If ${g_n g_{n+1}^{-1}}$ were eventually constant (let's say $g_n g_{n+1}^{-1} = g_m g_{m+1}^{-1}$ for all $n,m \geq N$, where $N$ is some fixed natural number), then the limit of the sequence (which is unique because metric topologies are Hausdorff) would be $g_N g_{N+1}^{-1}$. At the same time, the limit of the sequence is $1$, so $g_n g_{n+1}^{-1} = 1$ for all $n \geq N$. This means that $g_n = g_{n+1}$ for all $n \geq N$, and thus $g_n \to g_N$. Since $g_n \to g$, w have $g = g_N$. This is a contradiction because $g \in G - \Gamma$ but $g_N \in \Gamma$.

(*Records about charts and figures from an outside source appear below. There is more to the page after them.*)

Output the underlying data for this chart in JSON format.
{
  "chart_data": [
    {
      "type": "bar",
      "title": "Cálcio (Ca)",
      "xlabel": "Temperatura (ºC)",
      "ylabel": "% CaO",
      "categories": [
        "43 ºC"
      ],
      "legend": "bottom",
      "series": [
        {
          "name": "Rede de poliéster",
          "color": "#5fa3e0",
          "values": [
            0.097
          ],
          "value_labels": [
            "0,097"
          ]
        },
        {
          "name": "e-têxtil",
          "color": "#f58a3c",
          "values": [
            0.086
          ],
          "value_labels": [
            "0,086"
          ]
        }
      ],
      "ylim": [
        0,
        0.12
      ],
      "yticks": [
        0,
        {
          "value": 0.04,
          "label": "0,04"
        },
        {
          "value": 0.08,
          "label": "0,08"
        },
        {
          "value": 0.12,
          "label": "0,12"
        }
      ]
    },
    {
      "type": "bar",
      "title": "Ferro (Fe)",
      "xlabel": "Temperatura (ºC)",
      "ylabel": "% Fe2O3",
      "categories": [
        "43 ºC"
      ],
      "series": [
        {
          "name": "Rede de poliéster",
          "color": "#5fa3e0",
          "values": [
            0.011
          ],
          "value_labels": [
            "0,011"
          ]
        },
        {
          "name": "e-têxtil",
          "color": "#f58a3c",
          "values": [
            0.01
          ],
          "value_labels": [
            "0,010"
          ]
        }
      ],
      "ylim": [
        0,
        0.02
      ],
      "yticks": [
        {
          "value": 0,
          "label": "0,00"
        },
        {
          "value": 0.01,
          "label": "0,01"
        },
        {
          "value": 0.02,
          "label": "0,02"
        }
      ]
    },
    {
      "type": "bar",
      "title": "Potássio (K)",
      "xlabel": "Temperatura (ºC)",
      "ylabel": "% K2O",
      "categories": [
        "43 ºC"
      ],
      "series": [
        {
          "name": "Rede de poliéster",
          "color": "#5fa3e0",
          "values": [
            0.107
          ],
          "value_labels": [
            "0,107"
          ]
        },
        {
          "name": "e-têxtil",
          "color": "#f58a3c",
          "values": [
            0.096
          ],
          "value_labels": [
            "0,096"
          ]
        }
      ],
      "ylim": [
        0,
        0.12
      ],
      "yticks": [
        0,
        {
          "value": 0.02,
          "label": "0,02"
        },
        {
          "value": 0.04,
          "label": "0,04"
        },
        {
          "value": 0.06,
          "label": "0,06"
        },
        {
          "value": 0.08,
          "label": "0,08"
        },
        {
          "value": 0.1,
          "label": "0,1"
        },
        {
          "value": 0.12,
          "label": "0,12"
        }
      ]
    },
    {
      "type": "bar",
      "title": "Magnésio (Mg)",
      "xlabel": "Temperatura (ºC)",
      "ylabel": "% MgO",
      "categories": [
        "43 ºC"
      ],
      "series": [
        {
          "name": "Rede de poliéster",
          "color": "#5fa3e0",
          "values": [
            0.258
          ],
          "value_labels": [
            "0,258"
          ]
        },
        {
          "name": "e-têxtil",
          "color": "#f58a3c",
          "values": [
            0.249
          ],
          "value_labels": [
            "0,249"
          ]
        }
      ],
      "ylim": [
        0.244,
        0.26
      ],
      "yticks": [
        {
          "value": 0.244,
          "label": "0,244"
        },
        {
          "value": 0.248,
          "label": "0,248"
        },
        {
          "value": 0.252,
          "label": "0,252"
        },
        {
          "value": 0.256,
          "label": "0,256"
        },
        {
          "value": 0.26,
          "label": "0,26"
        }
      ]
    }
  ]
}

Edit: to answer your second question, the metric is actually used in this argument to get the sequence $g_n$. But you're right that Hausdorff is all that you really need: suppose $G$ is Hausdorff and $\Gamma$ is a non-closed discrete subgroup. Then there is some limit point $g$ of $\Gamma$ such that $g \notin \Gamma$. Take a sequence $g_n \to g$ with each $g_n \in \Gamma$ and use the same argument as in this proof. It's perhaps a little harder to see that $\{g_n g_{n+1}^{-1}\}$ must be convergent, but it's still doable:
Let $U$ be an open set containing $1$. Let $V = \{(x,y) \in G \times G : xy^{-1} \in U\}$. $V$ is also open because $G$ is a topological group. The sequence $\{(g_n, g_{n+1})\}$ converges to $(1,1)$, so there is some $N \in \mathbb{N}$ such that $(g_n, g_{n+1}) \in V$ for all $n \geq N$. This means that $g_n g_{n+1}^{-1} \in U$ for all $n \geq N$, and since $U$ was an arbitrary open neighborhood of $1$, we have that $g_n g_{n+1}^{-1} \to 1$.
Edit 2 The first edit is wrong – the result is still true in general when $G$ is Hausdorff, but my proof assumes that "$\Gamma$ is not closed" implies "there exists a sequence in $G - \Gamma$ which converges to a point in $\Gamma$", which is not true in all topological spaces! We need to use a different argument; thanks to @HennoBrandsma for linking to this relatively simple approach.